Sayonara Sakura is my fourth and final post on the cherry blossom season and I hope readers of this blog have enjoyed the images as much as I have enjoyed sharing them.

Once captured, an image is forever and becomes one of those frozen moments from the infinity that is time. This has allowed me the indulgence of posting cherry blossom themed photographs over four weeks, somewhat longer than the real-life experience.

To conclude this series I have selected photographs linked only by the common factor of cherry blossom. Some photos are personal favourites, whereas others revisit and extend previous themes. Allow me to make a few brief observations on select photos.

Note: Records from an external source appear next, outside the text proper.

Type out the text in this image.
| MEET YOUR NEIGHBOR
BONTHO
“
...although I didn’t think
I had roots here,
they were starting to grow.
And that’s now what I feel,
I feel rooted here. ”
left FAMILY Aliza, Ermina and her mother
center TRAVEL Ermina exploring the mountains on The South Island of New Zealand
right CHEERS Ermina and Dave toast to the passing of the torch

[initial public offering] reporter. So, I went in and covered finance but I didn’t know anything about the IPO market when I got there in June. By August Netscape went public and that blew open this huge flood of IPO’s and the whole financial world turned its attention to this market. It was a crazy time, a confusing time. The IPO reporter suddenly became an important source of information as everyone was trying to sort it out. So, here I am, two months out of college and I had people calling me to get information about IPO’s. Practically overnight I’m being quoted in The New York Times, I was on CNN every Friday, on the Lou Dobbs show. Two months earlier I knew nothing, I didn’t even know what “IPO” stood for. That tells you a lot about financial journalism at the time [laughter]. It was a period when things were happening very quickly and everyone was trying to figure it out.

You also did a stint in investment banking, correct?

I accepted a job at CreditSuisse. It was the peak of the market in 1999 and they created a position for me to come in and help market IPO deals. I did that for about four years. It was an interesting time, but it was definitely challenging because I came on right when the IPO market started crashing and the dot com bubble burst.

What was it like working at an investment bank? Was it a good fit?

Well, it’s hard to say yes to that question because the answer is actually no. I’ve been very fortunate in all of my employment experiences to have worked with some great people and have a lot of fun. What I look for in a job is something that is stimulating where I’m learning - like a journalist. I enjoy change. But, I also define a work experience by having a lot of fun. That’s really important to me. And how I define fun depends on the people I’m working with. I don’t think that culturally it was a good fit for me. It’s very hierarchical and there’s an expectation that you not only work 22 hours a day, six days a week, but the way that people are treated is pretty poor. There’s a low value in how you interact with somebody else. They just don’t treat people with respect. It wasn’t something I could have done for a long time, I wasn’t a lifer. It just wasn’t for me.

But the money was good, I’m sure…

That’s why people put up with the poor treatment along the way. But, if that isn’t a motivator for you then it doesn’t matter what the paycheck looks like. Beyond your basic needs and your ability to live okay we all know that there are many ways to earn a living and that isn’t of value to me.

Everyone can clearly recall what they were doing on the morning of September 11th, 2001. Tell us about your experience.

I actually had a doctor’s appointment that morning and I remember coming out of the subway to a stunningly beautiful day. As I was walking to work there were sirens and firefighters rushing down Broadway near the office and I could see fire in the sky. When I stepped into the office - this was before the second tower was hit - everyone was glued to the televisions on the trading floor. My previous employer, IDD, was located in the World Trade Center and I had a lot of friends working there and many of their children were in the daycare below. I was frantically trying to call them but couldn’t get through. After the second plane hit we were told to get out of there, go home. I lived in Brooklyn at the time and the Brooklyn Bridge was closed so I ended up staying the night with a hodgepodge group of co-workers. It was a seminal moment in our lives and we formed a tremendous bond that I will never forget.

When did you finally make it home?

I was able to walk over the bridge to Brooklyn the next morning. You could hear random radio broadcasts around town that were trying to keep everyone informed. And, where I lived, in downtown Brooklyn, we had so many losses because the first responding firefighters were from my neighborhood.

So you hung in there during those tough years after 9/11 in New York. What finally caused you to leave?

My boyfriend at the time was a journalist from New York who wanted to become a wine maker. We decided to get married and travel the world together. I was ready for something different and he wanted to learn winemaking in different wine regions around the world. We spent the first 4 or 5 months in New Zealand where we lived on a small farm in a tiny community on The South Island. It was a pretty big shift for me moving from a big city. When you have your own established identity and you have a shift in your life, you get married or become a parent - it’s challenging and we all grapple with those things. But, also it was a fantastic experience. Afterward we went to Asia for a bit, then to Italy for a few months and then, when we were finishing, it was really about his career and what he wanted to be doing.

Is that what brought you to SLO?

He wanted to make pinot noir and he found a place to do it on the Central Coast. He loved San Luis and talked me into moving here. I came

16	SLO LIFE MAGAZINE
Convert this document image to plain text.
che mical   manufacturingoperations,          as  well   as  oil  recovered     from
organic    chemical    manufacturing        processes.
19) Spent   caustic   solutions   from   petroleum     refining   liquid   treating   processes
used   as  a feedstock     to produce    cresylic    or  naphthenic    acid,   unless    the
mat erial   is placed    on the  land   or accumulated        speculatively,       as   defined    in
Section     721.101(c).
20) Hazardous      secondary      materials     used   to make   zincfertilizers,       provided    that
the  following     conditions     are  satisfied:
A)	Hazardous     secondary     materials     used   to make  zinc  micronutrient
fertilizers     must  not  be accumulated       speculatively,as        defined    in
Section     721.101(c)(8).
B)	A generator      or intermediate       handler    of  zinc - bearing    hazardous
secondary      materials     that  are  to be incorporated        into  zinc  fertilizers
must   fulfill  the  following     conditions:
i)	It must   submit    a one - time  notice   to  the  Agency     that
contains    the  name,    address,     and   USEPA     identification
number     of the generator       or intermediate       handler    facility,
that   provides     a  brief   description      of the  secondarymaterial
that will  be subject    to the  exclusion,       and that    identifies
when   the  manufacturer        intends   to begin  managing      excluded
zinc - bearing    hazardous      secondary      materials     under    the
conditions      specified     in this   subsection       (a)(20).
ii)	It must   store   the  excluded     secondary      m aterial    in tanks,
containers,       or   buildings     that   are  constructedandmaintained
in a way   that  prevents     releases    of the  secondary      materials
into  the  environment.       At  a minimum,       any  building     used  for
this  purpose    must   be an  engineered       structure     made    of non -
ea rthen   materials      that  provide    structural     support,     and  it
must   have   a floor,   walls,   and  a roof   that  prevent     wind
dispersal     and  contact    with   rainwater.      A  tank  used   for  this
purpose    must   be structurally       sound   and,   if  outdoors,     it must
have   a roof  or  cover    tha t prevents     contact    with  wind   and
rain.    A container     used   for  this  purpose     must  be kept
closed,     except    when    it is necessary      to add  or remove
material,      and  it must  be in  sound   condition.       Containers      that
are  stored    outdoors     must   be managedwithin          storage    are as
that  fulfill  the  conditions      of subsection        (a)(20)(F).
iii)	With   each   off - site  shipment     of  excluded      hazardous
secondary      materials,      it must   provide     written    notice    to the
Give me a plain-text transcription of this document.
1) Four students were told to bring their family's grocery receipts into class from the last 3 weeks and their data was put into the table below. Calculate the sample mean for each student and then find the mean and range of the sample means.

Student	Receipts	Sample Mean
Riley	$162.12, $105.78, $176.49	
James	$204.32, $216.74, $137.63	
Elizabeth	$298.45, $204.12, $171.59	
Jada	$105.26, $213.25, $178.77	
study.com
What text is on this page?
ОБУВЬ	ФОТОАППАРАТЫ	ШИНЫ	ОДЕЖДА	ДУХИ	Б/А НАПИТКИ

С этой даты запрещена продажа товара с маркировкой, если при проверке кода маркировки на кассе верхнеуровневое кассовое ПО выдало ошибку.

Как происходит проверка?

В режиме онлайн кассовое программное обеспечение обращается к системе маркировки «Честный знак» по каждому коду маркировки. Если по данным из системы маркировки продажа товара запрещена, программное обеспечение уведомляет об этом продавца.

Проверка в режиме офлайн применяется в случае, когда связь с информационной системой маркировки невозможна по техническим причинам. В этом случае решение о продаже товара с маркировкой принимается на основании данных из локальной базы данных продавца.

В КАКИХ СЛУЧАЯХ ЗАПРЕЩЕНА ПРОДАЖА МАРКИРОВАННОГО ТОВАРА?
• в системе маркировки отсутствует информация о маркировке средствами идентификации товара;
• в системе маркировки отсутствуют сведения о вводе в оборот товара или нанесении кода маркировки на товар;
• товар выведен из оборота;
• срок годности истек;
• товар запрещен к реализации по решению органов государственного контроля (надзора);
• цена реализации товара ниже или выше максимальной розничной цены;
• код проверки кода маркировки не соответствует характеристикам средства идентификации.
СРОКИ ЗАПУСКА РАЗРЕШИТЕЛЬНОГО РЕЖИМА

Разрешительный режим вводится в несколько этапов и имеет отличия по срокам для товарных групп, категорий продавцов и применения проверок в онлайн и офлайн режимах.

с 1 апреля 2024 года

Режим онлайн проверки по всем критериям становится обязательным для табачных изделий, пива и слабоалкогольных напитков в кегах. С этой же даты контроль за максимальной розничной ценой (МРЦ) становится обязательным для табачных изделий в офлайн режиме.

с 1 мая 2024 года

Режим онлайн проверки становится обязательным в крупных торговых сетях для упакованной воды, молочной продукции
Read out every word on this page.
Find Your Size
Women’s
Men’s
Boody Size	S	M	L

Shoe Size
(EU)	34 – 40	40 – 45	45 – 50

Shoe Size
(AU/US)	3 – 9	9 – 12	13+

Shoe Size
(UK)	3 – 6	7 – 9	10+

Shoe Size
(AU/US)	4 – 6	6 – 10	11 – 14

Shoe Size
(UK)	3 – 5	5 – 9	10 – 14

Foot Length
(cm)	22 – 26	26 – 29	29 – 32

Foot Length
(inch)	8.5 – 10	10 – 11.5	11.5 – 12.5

All the photos were taken in and around Kyoto, with the first photograph showing the Philosopher’s Path – a walk I made many times and a favourite place of mine in Kyoto. This photo best captures the image of the Path that I carry in my mind.

In an earlier post (March 28, 2014) I featured a number of shots taken at the Heian shrine, where the cherry blossom was simply magnificent. I had reluctantly excluded pics 3 and 4 from that post – an exclusion now remedied.

Pics 8 and 9 should be viewed together in that they show diners at different ends of the culinary spectrum, each enjoying views of nearby cherry blossom whilst dining. On the one hand there is the clean, modern lines of a fast-food establishment (pic 8) and on the other (pic 9), a row of high-end teahouses, which I have seen attended by geisha. Two polar dining experiences linked by the sakura.

Another favourite location is Ryoanji and particularly its highly renowned karesansui within a magnificent earthen wall. At pic 13 I have shown the sakura from the other side of the wall – a personal indulgence.

Those who have visited Kyoto will probably have visited the Kiyomizudera Temple in Kyoto’s Gion district. Pics 14 and 15 feature the same sakura tree at the top of the steps near the main entrance. Pic 14 is the view that greets visitors on arrival and pic 15 is the reverse view looking out over Kyoto and its surrounding hills.

I recall an earlier visit to Kyoto where I chose to capture the sunset from Kiyomizudera as my final shots of Kyoto. Somehow the final photograph of this blog seems an appropriate way to bid sayonara to the sakura until next year.